Tools of the trade

Whether you really are supporting small-scale producers and farm workers in developing countries when you opt to buy fairtrade products is coming under scrutiny in a Victoria-led study.

Representing fair and organic trade, hands fulll of seeds

Human Geography and Development Studies Professor Warwick Murray has been awarded Marsden funding of $710,000 to examine the ethics of fair and organic trade and investigate the extent to which farmers and labourers actually benefit from consumers’ support.

Warwick says there is a growing body of research into fairtrade and organic production but very little of it has critically compared the industry by countries, industry sectors and types of trade.

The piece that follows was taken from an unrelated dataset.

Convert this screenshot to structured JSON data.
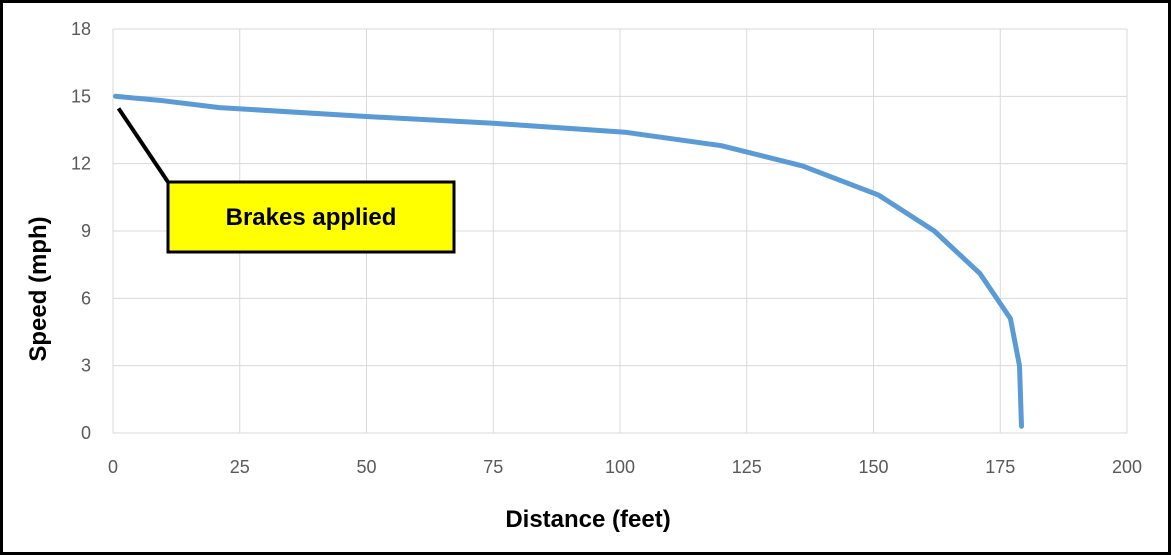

“We are addressing a number of ethical questions, including whether fairtrade and organic labelling is accurate or, in some cases, has become something of a marketing exercise.”

Warwick is collaborating with Victoria colleague Professor John Overton, along with Professor Jonathan Barton and Associate Professor Johannes Rehner from the Pontifical Catholic University of Chile, to compare and contrast fruit, fish and wine industry sectors in five countries: Argentina, Chile, Australia,South Africa and New Zealand.

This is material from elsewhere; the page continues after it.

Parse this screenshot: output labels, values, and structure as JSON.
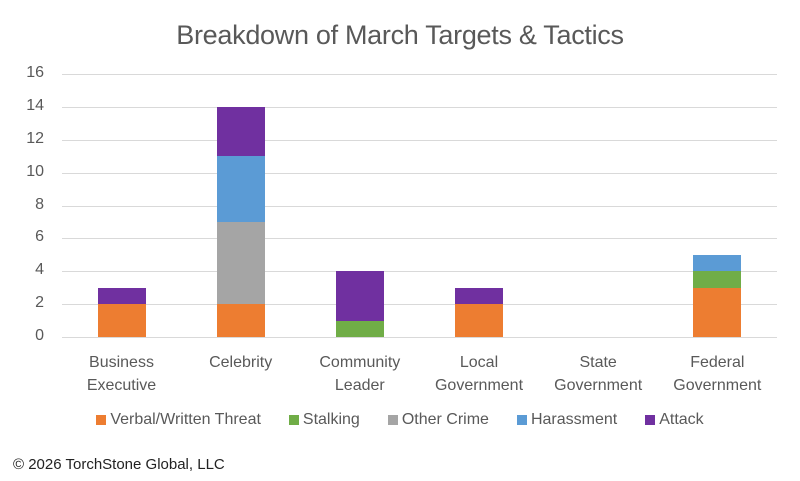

Warwick says that, although the fairtrade and organic movement has delivered benefits in terms of development gains and greater global awareness, there is a question mark over whether the power and profits are distributed evenly. Recent research from Victoria in locations including East Timor, Argentina and Indonesia suggests that this is not always the case.

“If there is a concentration of wealth at the top of the chain, away from small growers and rural labourers, this completely contradicts the supposed equitable aims of fairtrade.”